Une vive tension politique s’observe à l’Assemblée nationale de la République démocratique du Congo, après le dépôt d’une motion de défiance visant le Vice-Premier ministre en charge de l’Intérieur, Jacquemain Shabani. À l’origine de cette initiative, le député national Laddy Yangotikala, qui met en cause la gestion de la sécurité, notamment dans la ville de Kinshasa, où l’insécurité urbaine reste préoccupante.
Cependant, cette démarche parlementaire s’est rapidement accompagnée d’un volet judiciaire. Une plainte pour « faux en écritures » a été déposée au parquet général près la Cour de cassation par Jean-Marie Pambu contre l’élu.
Au cœur de cette plainte figurent des contestations liées à certaines signatures apposées sur la motion. Des députés, dont Mpembi Bazengo, ont publiquement nié avoir soutenu le document.

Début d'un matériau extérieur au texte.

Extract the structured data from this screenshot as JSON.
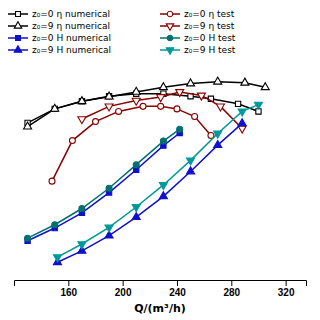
{
  "chart_data": {
    "type": "line",
    "x_label": "Q/(m³/h)",
    "xlim": [
      120,
      335
    ],
    "xticks": [
      160,
      200,
      240,
      280,
      320
    ],
    "ylim": [
      -0.06,
      0.8
    ],
    "tick_labels": "x",
    "series": [
      {
        "name": "z₀=0 η numerical",
        "color": "#000000",
        "marker": "square-open",
        "line_style": "solid",
        "x": [
          130,
          150,
          170,
          190,
          210,
          230,
          250,
          265,
          285,
          300
        ],
        "values": [
          0.56,
          0.615,
          0.645,
          0.665,
          0.675,
          0.675,
          0.665,
          0.655,
          0.635,
          0.605
        ]
      },
      {
        "name": "z₀=0 η test",
        "color": "#8B0000",
        "marker": "circle-open",
        "line_style": "solid",
        "x": [
          148,
          163,
          180,
          197,
          215,
          228,
          240,
          253,
          265
        ],
        "values": [
          0.33,
          0.49,
          0.565,
          0.605,
          0.625,
          0.625,
          0.615,
          0.585,
          0.51
        ]
      },
      {
        "name": "z₀=9 η numerical",
        "color": "#000000",
        "marker": "triangle-up-open",
        "line_style": "solid",
        "x": [
          130,
          150,
          170,
          190,
          210,
          230,
          250,
          270,
          290,
          305
        ],
        "values": [
          0.545,
          0.615,
          0.645,
          0.663,
          0.682,
          0.7,
          0.715,
          0.722,
          0.718,
          0.7
        ]
      },
      {
        "name": "z₀=9 η test",
        "color": "#8B0000",
        "marker": "triangle-down-open",
        "line_style": "solid",
        "x": [
          170,
          190,
          210,
          228,
          242,
          258,
          272,
          288
        ],
        "values": [
          0.575,
          0.625,
          0.648,
          0.662,
          0.682,
          0.668,
          0.625,
          0.538
        ]
      },
      {
        "name": "z₀=0 H numerical",
        "color": "#1010CC",
        "marker": "square",
        "line_style": "solid",
        "x": [
          130,
          150,
          170,
          190,
          210,
          230,
          242
        ],
        "values": [
          0.095,
          0.145,
          0.205,
          0.285,
          0.375,
          0.47,
          0.52
        ]
      },
      {
        "name": "z₀=0 H test",
        "color": "#007070",
        "marker": "circle",
        "line_style": "solid",
        "x": [
          130,
          150,
          170,
          190,
          210,
          230,
          242
        ],
        "values": [
          0.105,
          0.158,
          0.222,
          0.302,
          0.395,
          0.488,
          0.535
        ]
      },
      {
        "name": "z₀=9 H numerical",
        "color": "#1010CC",
        "marker": "triangle-up",
        "line_style": "solid",
        "x": [
          152,
          170,
          190,
          210,
          230,
          250,
          270,
          288
        ],
        "values": [
          0.01,
          0.055,
          0.115,
          0.188,
          0.27,
          0.368,
          0.472,
          0.558
        ]
      },
      {
        "name": "z₀=9 H test",
        "color": "#009999",
        "marker": "triangle-down",
        "line_style": "solid",
        "x": [
          152,
          170,
          190,
          210,
          230,
          250,
          270,
          288,
          300
        ],
        "values": [
          0.03,
          0.082,
          0.148,
          0.228,
          0.315,
          0.412,
          0.518,
          0.605,
          0.632
        ]
      }
    ]
  }
}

Malgré ces accusations, Laddy Yangotikala maintient la validité de sa démarche. Il affirme avoir réuni une cinquantaine de signatures et soutient que la procédure respecte les dispositions légales en matière de contrôle parlementaire.

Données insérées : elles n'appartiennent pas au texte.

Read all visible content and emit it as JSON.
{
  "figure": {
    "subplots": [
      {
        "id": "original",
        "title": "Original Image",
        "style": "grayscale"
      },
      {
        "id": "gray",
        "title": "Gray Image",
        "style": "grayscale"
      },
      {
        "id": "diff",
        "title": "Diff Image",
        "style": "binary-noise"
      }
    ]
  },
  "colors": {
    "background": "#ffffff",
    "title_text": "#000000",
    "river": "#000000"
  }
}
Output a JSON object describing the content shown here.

Le député dénonce par ailleurs une tentative d’intimidation visant, selon lui, à empêcher le débat sur la situation sécuritaire et à freiner l’examen de sa motion à l’Assemblée nationale.
De leur côté, certaines sources au sein de la majorité parlementaire évoquent des irrégularités dans la constitution du dossier, ce qui expliquerait les contestations observées.

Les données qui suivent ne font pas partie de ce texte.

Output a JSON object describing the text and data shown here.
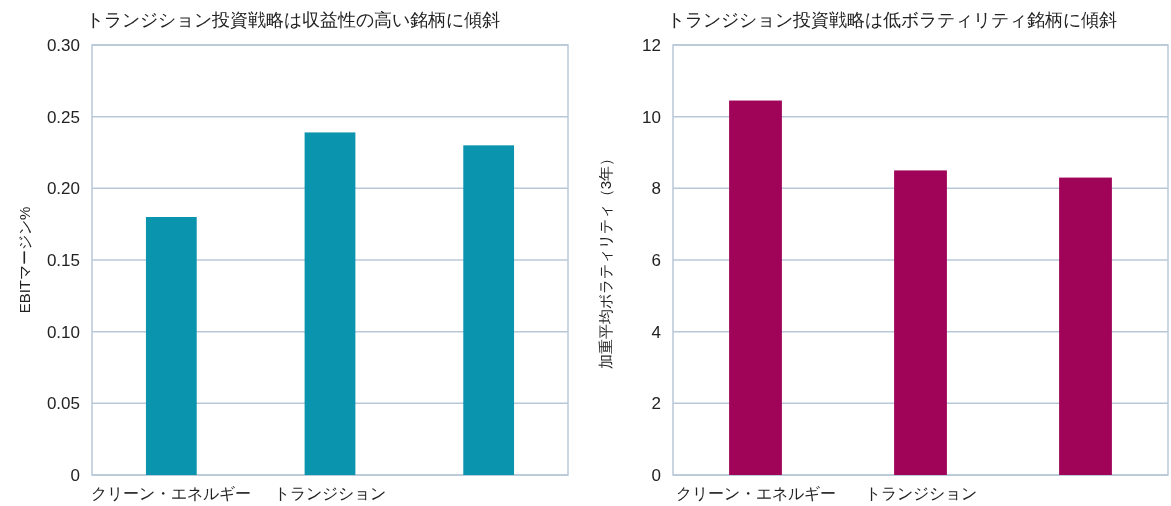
{
  "chart_data": [
    {
      "type": "bar",
      "title": "トランジション投資戦略は収益性の高い銘柄に傾斜",
      "ylabel": "EBITマージン%",
      "categories": [
        "クリーン・エネルギー",
        "トランジション",
        null
      ],
      "values": [
        0.18,
        0.239,
        0.23
      ],
      "color": "#0a94ad",
      "ylim": [
        0,
        0.3
      ],
      "yticks": [
        0,
        0.05,
        {
          "value": 0.1,
          "label": "0.10"
        },
        0.15,
        {
          "value": 0.2,
          "label": "0.20"
        },
        0.25,
        {
          "value": 0.3,
          "label": "0.30"
        }
      ],
      "grid": "y"
    },
    {
      "type": "bar",
      "title": "トランジション投資戦略は低ボラティリティ銘柄に傾斜",
      "ylabel": "加重平均ボラティリティ（3年）",
      "categories": [
        "クリーン・エネルギー",
        "トランジション",
        null
      ],
      "values": [
        10.45,
        8.5,
        8.3
      ],
      "color": "#a00459",
      "ylim": [
        0,
        12
      ],
      "yticks": [
        0,
        2,
        4,
        6,
        8,
        10,
        12
      ],
      "grid": "y"
    }
  ]
}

Dans ce contexte, le bureau de l’Assemblée nationale se retrouve au centre de cette affaire, appelé à statuer sur la recevabilité de la motion et à fixer les étapes de son éventuel examen. Cette situation met en lumière les tensions entre l’exercice du contrôle parlementaire et les recours judiciaires engagés dans un climat politique marqué par des divergences autour de la gestion de la sécurité.